LLM05: Supply Chain Vulnerabilities
Supply chain vulnerabilities can come from any third-party component, including plugins, platforms, pretrained models, and training data. Third-party models and training data can be prone to poisoning attacks and any third-party non-AI components can contain the classic vulnerabilities we already know and loathe.
LLM06: Sensitive Information Disclosure
Ask the right question and an LLM may end up pouring its heart out, which might include your organization’s or other entities’ sensitive information, such as proprietary algorithms or confidential information that results in privacy violations.
Since user prompts may end up reused as training data by design, it’s vital that users are made aware of those terms and conditions so they can use your LLM with caution regarding sensitive data.
LLM07: Insecure Plugins
Insecure plugins is a vulnerability of the plugins you write for LLM systems, rather than third-party plugins that would fall under the supply chain vulnerabilities. Insecure plugins accept unparameterized text from LLMs without proper sanitization and validation, which can lead to undesirable behavior, including providing a route for prompt injections to lead to remote code execution.
LLM08: Excessive Agency
When interfacing with other systems, LLMs need what they need and nothing more. When they have too much functionality, permission, or autonomy, you’ve got an excessive agency vulnerability on your hands.
Some examples of excessive agency include using a plugin to let an LLM read files that also allows it to write or delete files (excessive functionality), an LLM designed to read a single user’s files but has access to every user’s files (excessive permissions), and a plugin that allows an LLM to elect to delete a user’s files without that user’s input (excessive autonomy).
LLM09: Overreliance
Even the best LLMs aren’t infallible. Overreliance happens when users take LLM outputs as gospel without checking the accuracy. Overreliance can lead to poor decision making that can lead to financial or reputational damages.

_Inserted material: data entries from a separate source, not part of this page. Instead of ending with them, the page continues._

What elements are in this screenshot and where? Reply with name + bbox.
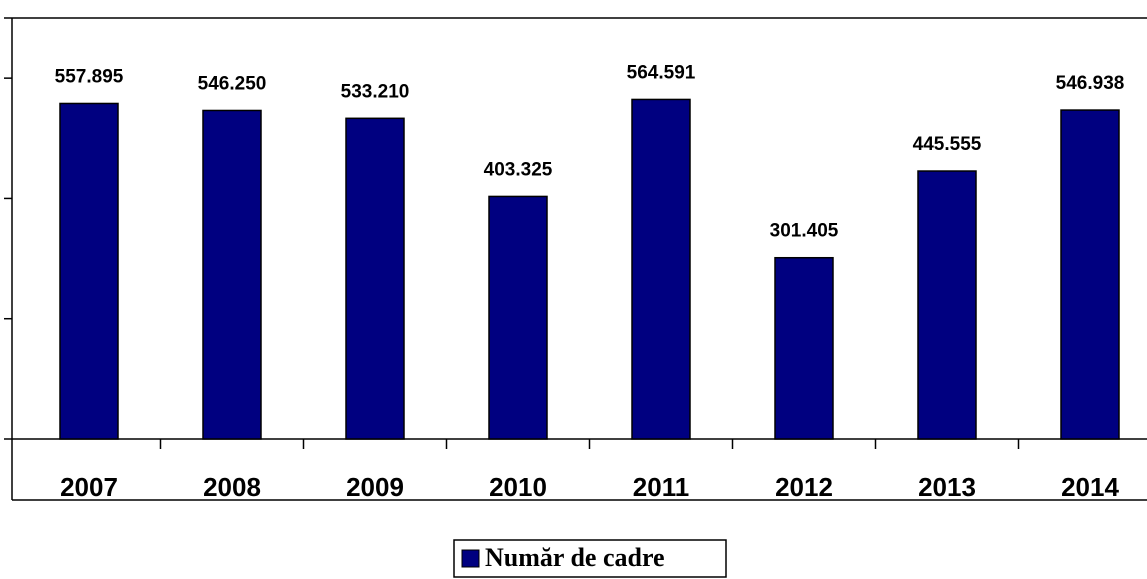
data-label: 546.938 [1056,73,1125,94]
bar [631,98,691,440]
legend-swatch [461,549,480,568]
bar [345,117,405,440]
bar [774,256,834,440]
x-tick-label: 2014 [1061,472,1119,502]
x-tick-label: 2010 [489,472,547,502]
data-label: 301.405 [770,221,839,242]
x-tick-label: 2011 [633,472,689,502]
x-tick-label: 2007 [60,472,118,502]
bar [202,109,262,440]
data-label: 533.210 [341,81,410,102]
legend-label: Număr de cadre [485,543,665,572]
x-tick-label: 2009 [346,472,404,502]
x-tick-label: 2013 [918,472,976,502]
data-label: 564.591 [627,62,696,83]
x-tick-label: 2008 [203,472,261,502]
x-tick-label: 2012 [775,472,833,502]
data-label: 403.325 [484,159,553,180]
data-label: 445.555 [913,134,982,155]
data-label: 546.250 [198,73,267,94]
bar [917,170,977,440]
bar [59,102,119,440]
bar [488,195,548,440]
data-label: 557.895 [55,66,124,87]
legend-box [453,539,727,578]
bar [1060,109,1120,440]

LLMs always have limits in what they can do and what they can do well, but they are often seen by the public as magical bases of knowledge in anything and everything. They aren’t. Ask ChatGPT a math question or information about case law and you might see results that look accurate on first read but are in fact inaccurate or completely fabricated.
LLM10: Model Theft
Model theft can happen when attackers move through other vulnerabilities of your infrastructure in order to access your model’s repository, or even through prompt injection and output observation when attackers glean enough of your LLM’s secret sauce that they can build their own shadow model.
Model theft can result in loss of competitive edge, which is bad for business. Even worse, powerful LLMs can be stolen and reconfigured to perform unethical tasks they’d otherwise refrain from, which is bad for everyone.
Best practices for keeping LLMs secure
The best practices for AI models will be familiar to those that work in securing any application. Sanitizing and validating inputs, keeping track of your components with a software bill of materials (SBOM), exercising the principles of least privilege and zero trust, and educating users and developers are still the cornerstones of application security, even when you’re working with breakthrough technologies like LLMs.